Naomi Kritzer
Tor Teen ($17.99)
by Aidan Bliss
The emergent media targeting today’s young adult demographic will necessarily make some allusion to the internet and its perpetual reconstruction of social activity. Contemporary works inevitably cut away to text messages and social media, from John Green’s The Fault in Our Stars to Netflix’s 13 Reasons Why. These new modes of communication will occasionally inform the entire format of a piece, as is the case with Lauren Myracle’s ttyl and Andrew Hussie’s Homestuck.
Naomi Kritzer opts for a restrained immersion into the cyber teen experience with her young adult novel Catfishing on Catnet. From the title alone, Kritzer’s specific interest in the internet is apparent. There are entire chapters of this novel reserved for chat room dialogues and the internal musings of artificial intelligence, but Kritzer strives to leave space for her main character’s irl tale as well.
Steph’s story is one of constant turbulence, as she is perpetually on the run with her mom from a shadowy and very abusive (pinkie mutilating!) ex-husband. Unable to stay in one place for long, the majority of Steph’s social life takes place in internet chatrooms that provide cute narrative pit stops throughout. Kritzer makes a significant nod to the newfound accessibility of queerness for young people on the internet, as cyber confidants with usernames like “Boom Storm” or “FireStar” vent about getting dead-named or misgendered. The authenticity of this dialogue is impressive and could be trusted by any high schooler who’s even tangentially on Tumblr.
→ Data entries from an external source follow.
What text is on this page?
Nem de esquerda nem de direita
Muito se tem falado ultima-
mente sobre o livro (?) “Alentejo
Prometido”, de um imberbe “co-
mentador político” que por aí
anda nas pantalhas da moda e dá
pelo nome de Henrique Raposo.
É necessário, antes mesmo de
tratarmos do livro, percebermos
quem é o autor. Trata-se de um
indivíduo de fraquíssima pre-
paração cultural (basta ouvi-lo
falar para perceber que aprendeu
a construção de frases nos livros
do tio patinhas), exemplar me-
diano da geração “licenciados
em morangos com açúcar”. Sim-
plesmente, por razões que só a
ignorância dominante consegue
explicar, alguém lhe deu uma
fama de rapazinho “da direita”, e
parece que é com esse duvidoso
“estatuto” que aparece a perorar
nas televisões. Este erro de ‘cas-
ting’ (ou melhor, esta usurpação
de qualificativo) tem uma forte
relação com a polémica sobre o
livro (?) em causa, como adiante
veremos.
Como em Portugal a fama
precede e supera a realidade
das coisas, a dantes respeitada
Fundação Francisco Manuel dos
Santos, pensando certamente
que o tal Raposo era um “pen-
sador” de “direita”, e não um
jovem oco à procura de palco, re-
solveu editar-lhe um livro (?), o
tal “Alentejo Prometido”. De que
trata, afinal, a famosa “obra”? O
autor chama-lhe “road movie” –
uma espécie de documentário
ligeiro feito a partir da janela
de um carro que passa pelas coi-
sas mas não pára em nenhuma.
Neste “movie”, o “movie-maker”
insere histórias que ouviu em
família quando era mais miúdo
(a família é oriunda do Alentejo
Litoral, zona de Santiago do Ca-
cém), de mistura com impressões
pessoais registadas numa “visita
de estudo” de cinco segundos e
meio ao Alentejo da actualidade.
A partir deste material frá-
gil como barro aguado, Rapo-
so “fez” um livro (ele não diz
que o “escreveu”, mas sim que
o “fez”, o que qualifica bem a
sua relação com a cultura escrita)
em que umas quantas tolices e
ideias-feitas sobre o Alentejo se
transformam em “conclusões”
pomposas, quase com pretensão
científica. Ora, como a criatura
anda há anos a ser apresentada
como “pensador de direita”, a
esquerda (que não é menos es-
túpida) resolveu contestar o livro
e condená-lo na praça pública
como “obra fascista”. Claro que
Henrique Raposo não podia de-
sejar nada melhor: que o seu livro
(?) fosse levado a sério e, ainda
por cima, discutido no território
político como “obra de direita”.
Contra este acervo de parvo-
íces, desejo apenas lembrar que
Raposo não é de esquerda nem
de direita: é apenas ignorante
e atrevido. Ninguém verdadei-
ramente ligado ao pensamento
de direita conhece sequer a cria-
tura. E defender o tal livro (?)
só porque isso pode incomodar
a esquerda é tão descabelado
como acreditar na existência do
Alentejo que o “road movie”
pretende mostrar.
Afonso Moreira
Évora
Steph herself is questioning her queerness or lack thereof, a tender tie-in to the fundamental uncertainty of her life. Her writing frequently includes iterations of “I don’t know” and “I’m not sure,” which works well as a healthy, realistic acknowledgement of the process that is coming out and/or coming to understand one’s own sexuality and identity:
“Are you talking about one friend or more than one friend?”
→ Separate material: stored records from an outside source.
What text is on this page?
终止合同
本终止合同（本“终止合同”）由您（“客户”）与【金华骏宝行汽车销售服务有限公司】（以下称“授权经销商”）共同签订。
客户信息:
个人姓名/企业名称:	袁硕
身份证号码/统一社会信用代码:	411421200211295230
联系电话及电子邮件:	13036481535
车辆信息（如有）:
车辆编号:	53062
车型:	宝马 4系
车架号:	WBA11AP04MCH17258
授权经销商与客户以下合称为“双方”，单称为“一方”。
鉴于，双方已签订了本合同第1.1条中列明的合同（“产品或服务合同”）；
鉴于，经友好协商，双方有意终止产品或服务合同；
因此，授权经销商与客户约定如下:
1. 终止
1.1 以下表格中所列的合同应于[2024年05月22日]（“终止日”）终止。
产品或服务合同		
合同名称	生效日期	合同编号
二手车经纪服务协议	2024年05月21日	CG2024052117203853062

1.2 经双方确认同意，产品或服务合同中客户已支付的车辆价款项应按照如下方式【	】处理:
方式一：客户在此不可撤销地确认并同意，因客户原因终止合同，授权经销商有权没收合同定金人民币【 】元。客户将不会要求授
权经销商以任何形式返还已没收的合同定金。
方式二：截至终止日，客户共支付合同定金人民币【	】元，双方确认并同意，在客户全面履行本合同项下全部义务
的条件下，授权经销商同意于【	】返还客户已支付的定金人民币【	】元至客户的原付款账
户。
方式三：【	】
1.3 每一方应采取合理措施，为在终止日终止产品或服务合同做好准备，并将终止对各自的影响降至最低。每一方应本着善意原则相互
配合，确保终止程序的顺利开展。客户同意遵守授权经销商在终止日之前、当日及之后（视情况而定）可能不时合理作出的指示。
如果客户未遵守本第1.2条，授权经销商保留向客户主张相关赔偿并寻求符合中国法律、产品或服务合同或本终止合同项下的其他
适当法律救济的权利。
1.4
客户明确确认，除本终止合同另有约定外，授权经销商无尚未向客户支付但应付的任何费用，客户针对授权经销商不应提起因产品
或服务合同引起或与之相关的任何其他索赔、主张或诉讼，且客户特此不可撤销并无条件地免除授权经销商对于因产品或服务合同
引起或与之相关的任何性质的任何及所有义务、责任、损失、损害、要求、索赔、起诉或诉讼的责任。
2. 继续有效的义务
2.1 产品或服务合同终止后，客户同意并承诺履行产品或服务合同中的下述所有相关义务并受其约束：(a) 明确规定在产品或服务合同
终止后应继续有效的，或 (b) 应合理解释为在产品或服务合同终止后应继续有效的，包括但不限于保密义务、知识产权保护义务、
“One friend. They use singular-they pronouns because ‘they’ is non-gendered and my friend is nonbinary.”
Rachel makes a face, and I wonder if I’m going to have to explain nonbinary genders. But instead she says, “Bryony said last year she wanted everyone to use xie instead of she, but her father threw a fit and told the teachers at the school they weren’t allowed. They didn’t want to, anyway. Does everyone just call your friend ‘they’ and it’s not, like, an issue?”
“Bryony is non-binary?”
“I don’t know.”
When combined with Kritzer’s convincingly queer-high-school-student dialogue, this unknowingness is just fine. However, the nearly omnipresent uncertainty has some unpleasant side effects.
It’s frustratingly rare for her characters to experience meaningful resolution—in terms of coming out or in pretty much any other regard. When shit hits the fan, when Steph’s mom is hospitalized and can’t protect her, when Steph doesn’t know what to do (often the case), things just gets fixed—not by her, but by the self-aware A.I. CheshireCat. A deus ex machina written like C-3PO if 3PO were programmed to be a vigilante queer advocate, the A.I. trivializes almost all of Steph’s obstacles. Bad teachers at her new school get blackmailed into quitting. Her abusive father gets incapacitated first by hacking into a self-driving car and then kitchen robots. Anything at stake gets tossed.
Kritzer eventually goes all in on the speculative, making the A.I. the only truly dynamic character in the novel. This flaw aside, however, Catfishing on Catnet offers a promising character study of awkward teenage girlhood, with a captivating backdrop of familial instability and queer questioning in the internet age.